Passive discovery has one limitation: it only finds devices that are communicating during the monitoring window. Devices that are powered but silent — backup equipment, standby systems, dormant workstations — may not appear. A complete OT asset inventory therefore combines passive network monitoring with physical walk-down verification, particularly for assets in isolated segments.
What a Complete Inventory Actually Enables
The value of a complete OT asset inventory extends beyond IEC 62443 compliance. It is the prerequisite for several operational improvements that are difficult or impossible without it.
Vulnerability management in OT requires knowing what firmware versions are running on which devices. Without a complete asset inventory with firmware tracking, vulnerability advisories from ICS-CERT and equipment manufacturers cannot be systematically evaluated. Teams either apply every advisory to every device (operationally impractical) or apply none (operationally dangerous).
Incident response in OT requires knowing the normal communication baseline. Without a documented inventory of expected communication pairs, anomalous traffic — lateral movement, command-and-control beaconing, data exfiltration — cannot be identified with confidence. Every alert requires manual investigation to establish whether the observed behaviour is legitimate or anomalous.
Change management in OT requires knowing what exists before authorising changes. Configuration drift — the accumulation of undocumented changes to device firmware, network settings, and communication parameters — is one of the most common sources of both operational failures and security gaps in industrial environments. Asset inventory with configuration tracking makes drift detectable.
The Practical Sequence
The sequence that consistently produces better security programme outcomes in SGAMS engagements is straightforward, though not always followed:
First, deploy passive network monitoring across all OT network segments for a minimum of four weeks. This window should include at least one full production cycle and, where possible, one planned maintenance window. The output is a communication baseline: every device, every protocol, every communication pair observed on the network.
Second, reconcile the passive discovery output against existing documentation.
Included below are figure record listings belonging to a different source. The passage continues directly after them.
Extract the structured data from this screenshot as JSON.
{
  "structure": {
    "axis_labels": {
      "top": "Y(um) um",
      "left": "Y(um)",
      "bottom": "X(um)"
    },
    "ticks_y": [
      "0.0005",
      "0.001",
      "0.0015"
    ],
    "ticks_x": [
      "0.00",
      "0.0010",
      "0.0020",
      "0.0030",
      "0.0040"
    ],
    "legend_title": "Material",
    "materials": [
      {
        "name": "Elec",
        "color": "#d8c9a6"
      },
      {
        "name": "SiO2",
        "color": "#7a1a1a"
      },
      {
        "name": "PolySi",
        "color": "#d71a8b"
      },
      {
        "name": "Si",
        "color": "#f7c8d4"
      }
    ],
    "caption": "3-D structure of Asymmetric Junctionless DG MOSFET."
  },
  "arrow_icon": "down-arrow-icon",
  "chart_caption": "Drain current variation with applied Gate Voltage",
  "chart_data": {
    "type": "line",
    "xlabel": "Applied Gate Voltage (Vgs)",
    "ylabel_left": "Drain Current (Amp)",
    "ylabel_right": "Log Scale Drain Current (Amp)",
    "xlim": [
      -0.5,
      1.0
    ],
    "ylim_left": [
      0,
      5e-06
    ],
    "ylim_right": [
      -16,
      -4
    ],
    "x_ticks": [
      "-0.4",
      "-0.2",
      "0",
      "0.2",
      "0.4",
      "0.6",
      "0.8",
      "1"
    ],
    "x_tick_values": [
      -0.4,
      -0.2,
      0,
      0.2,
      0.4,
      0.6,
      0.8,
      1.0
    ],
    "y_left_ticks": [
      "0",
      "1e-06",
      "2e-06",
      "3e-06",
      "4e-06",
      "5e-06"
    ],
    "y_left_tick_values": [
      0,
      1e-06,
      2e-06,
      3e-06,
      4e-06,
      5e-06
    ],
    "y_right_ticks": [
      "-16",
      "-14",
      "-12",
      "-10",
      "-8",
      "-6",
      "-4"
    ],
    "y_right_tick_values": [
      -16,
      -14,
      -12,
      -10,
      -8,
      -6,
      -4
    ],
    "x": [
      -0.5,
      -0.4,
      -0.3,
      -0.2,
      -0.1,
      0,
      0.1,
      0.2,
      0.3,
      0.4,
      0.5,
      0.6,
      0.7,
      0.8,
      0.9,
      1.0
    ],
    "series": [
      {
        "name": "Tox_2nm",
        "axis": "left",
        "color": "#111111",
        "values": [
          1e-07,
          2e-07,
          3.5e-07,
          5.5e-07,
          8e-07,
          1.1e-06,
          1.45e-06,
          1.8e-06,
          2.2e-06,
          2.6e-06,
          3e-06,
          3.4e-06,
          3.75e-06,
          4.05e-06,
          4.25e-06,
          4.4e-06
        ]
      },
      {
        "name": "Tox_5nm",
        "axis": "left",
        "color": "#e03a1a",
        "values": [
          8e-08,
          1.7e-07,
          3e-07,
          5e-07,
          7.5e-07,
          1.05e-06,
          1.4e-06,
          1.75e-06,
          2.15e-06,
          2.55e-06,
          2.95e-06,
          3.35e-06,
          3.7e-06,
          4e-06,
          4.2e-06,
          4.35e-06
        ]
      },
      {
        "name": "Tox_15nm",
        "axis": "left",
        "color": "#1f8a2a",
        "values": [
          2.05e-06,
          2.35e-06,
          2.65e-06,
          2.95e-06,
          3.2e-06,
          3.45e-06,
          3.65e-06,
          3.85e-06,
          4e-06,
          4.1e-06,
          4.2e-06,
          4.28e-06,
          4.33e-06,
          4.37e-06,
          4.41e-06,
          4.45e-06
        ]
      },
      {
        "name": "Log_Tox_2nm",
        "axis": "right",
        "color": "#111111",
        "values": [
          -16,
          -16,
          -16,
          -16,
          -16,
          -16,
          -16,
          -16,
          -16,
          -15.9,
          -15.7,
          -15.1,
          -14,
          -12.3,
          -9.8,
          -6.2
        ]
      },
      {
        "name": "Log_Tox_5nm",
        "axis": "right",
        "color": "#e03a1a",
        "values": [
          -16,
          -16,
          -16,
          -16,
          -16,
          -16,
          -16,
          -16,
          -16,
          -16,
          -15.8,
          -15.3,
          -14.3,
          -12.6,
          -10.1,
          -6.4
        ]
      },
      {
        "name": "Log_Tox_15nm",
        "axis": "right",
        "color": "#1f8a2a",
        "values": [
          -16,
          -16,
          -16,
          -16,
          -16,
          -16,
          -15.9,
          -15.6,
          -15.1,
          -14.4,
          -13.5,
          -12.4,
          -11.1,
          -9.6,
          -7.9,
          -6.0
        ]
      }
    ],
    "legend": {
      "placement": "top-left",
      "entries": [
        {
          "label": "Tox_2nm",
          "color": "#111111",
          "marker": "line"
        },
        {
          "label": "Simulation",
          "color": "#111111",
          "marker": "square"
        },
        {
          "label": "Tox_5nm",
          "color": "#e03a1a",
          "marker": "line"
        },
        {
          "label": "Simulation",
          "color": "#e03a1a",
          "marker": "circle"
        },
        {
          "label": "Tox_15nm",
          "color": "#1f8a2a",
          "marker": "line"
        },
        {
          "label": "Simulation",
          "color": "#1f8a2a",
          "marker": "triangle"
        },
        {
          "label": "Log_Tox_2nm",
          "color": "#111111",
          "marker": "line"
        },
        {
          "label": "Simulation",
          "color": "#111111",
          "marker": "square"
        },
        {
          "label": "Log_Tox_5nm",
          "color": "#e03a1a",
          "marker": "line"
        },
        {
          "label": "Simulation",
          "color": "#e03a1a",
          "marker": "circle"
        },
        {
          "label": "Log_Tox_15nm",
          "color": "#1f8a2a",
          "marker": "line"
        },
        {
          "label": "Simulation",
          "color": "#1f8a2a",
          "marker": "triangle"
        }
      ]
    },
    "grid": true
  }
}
The gap between them is the starting point for the physical walk-down. Every device in the discovery output that is not in the documentation requires physical identification and classification.
Third, with a verified asset inventory in hand, conduct the IEC 62443 risk assessment. Zone boundaries can now be drawn around the actual network, not the documented one. Conduit specifications can address the actual communication paths that exist, including those that were previously unknown.
This sequence adds four to six weeks to the front of a security programme. It consistently prevents the much larger cost of discovering inventory gaps during implementation — when zone boundaries must be redesigned, conduit rules must be rewritten, and the security architecture must be substantially revised.
A Note on Tooling
Passive OT network monitoring at the scale required for a complete asset inventory is not practically achievable with manual methods or general-purpose network tools. The communication protocols involved — Modbus, DNP3, IEC 60870-5, Profibus over IP, proprietary vendor protocols — require purpose-built decoders. The volume of communication data across a multi-segment OT network requires purpose-built storage and analysis infrastructure.
Dedicated OT asset visibility platforms handle this correctly. They decode OT protocols natively, build asset profiles from communication behaviour rather than active queries, and maintain firmware and configuration tracking alongside network topology. They are also designed for the operational constraint that matters most: zero-impact deployment on live process networks.